Name of Administrator,
I'm currently reading A Curious Mind: The Secret to a Bigger Life by Brian Grazer and Charles Fishman. It's an interested read, as it details the "curiosity conversations" that Grazer has scheduled weekly for the past few decades with interesting people. It also reminds me of one of the biggest concerns I hear when I've discussed eliminating curriculum with both teachers and students: students don't know what they don't know.
The concern is that if students aren't exposed to many different curricular areas they may not know that they might be passionate about one of them. Many folks report that they didn't think they'd be interested in
I think there are probably many ways to address this concern in a more open-ended learning experience like I'm suggesting, but let me share just one to give you an idea of how it could look. In my last post I suggested that one core "class" that I would keep is one built around physical fitness and health. I would also suggest a second "core" experience for all students, one built around curiosity and current events, maybe even call it "Cultivating Curiosity" or "Curiosity Conversations" or something.

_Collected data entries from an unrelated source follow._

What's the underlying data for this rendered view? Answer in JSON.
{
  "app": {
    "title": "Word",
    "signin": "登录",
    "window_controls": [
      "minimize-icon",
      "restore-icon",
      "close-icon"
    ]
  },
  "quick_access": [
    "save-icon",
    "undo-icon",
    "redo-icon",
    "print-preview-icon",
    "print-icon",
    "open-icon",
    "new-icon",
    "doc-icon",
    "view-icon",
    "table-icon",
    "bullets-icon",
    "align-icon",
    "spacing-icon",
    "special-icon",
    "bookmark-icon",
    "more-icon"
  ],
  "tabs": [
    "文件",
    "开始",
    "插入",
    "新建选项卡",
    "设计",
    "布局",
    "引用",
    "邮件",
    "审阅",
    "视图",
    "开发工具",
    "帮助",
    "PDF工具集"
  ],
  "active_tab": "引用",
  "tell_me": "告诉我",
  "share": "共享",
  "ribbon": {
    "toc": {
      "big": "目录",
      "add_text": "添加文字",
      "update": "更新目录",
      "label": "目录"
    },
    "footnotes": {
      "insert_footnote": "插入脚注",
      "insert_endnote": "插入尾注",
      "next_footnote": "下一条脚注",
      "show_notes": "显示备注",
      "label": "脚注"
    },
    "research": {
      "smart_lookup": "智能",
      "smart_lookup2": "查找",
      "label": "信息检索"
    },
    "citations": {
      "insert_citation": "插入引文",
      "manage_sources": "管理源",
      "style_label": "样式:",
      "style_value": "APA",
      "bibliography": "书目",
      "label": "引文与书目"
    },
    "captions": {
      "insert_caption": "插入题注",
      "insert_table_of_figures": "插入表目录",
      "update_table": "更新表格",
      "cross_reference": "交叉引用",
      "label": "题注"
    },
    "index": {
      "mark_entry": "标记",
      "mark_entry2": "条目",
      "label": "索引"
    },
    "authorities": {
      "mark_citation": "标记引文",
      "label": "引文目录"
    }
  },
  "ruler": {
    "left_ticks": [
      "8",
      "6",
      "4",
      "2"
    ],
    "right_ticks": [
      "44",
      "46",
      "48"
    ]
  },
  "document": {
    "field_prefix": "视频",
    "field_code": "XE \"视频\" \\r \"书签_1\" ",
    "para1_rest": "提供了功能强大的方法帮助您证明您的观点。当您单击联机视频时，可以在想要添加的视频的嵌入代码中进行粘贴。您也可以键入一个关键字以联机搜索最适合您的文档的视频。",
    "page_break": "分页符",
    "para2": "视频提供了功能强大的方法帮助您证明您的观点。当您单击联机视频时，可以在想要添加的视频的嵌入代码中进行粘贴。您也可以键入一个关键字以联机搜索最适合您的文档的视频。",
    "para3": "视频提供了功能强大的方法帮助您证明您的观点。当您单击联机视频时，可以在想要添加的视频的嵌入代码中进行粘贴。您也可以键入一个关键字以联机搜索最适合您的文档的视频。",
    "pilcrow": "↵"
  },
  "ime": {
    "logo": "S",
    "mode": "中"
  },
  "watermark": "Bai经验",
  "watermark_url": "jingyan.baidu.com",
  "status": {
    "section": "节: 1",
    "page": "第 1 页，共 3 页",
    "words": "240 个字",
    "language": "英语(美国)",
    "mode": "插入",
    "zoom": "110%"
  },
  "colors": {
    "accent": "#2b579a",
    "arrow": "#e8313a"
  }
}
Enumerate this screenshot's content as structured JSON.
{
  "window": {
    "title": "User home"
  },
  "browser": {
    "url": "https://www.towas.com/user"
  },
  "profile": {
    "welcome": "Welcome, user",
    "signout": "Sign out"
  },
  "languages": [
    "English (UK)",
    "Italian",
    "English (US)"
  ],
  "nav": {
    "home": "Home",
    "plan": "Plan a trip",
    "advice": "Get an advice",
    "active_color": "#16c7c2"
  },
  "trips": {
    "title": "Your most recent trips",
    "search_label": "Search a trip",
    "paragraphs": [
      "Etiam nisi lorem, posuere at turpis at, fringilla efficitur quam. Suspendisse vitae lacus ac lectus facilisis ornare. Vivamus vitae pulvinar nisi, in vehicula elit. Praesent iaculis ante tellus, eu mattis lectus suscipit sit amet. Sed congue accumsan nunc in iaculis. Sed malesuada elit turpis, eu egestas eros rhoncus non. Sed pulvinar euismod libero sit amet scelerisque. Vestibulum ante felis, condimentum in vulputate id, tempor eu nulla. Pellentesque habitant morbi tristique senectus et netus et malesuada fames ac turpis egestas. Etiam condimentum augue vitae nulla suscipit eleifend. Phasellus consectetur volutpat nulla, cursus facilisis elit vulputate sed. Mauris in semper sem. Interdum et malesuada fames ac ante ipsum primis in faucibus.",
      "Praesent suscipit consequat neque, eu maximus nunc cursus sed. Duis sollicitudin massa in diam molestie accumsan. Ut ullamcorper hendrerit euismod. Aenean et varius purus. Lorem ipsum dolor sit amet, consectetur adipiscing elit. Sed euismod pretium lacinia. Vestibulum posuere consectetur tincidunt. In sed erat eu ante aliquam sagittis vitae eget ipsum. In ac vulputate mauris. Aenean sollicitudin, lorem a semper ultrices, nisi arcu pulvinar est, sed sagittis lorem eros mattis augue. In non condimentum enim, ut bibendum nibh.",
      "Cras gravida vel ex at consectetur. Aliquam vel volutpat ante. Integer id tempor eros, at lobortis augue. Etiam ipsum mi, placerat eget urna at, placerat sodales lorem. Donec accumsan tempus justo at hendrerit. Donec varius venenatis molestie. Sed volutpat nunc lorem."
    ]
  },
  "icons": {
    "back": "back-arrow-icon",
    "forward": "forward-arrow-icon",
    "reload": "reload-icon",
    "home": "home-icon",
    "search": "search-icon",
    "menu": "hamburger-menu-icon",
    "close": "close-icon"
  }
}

Arapahoe, like many schools, has a current events class, but it is an elective, so not all students take it, and it only meets two days a week for one semester, so students only get a small slice of current events. I would propose that all students take "Cultivating Curiosity" or "Curiosity Conversations" throughout their four years at Arapahoe. With the guidance of several teachers, students would be exposed each week to what's going on in the world at a fairly shallow level, but at a deeper level than you might get by watching the evening news (think NPR/Atlantic length of story, with follow-up, as opposed to Nightly News/Denver Post length of story.) Then perhaps every two weeks or so, each student (or a small group of students) would choose one (or more) events that particularly piqued their curiosity and delve into them more deeply. They would continue to get the "shallow" current events discussion each week, so they'd still get exposed to what's going on in the world, but they would also take time to dive deeper into an issue for a couple of weeks, then dive deeper into another issue for a couple of weeks, and so on.
Then, perhaps at the end of the first semester, after they've dived deep into 6-9 topics, they might choose one of those to focus on during second semester and do a really deep dive, spending a significant amount of time learning everything they can about it, immersing themselves in the issue and perhaps delving into ways they could get involved. (Or, if nothing has really jumped out at them, they could continue doing the two-week dives on new topics.) If done well, this gives students exposure to many different areas, and in a fashion that is both timely and much more likely to be relevant to their lives that a pre-digested curriculum.
I think this has great potential, although I think we would perhaps expand the definition of "current events" a bit from the way we currently define them. We would certainly still incorporate the "hot topics" in the news, but my vision of current events would also include many areas that might not be on the front page, but are still current. Here's a (non-comprehensive) list of some current events that I think would be likely candidates if I was teaching this class this week:
- Economic Crisis in Greece (economics, politics, government, history, mathematics, geography)
- Confederate Flag and #BlackLivesMatter (history, politics, philosophy, sociology, media)
- Climate Change/Energy (science, mathematics, politics, government, history)
- Retirement Security (government, economics, mathematics, politics)
- Education Reform (government, economics, politics, science, philosophy)
- Space/Rocket Launches (science, mathematics, government, economics, sociology)
- Gender/USWNT (sports, politics, economics)
- Iran Nuclear Deal (science, politics, government, geography)
- 2016 Election (politics, government, philosophy, media)
- Driverless Cars (economics, politics, government, science)
- Mental Health (science, medicine, government)
- Marriage (sociology, politics, government, science)
I think curiosity is "core" to learning, and should be front-and-center at Arapahoe. I look forward to having this discussion with the entire staff and am "curious" to see what results.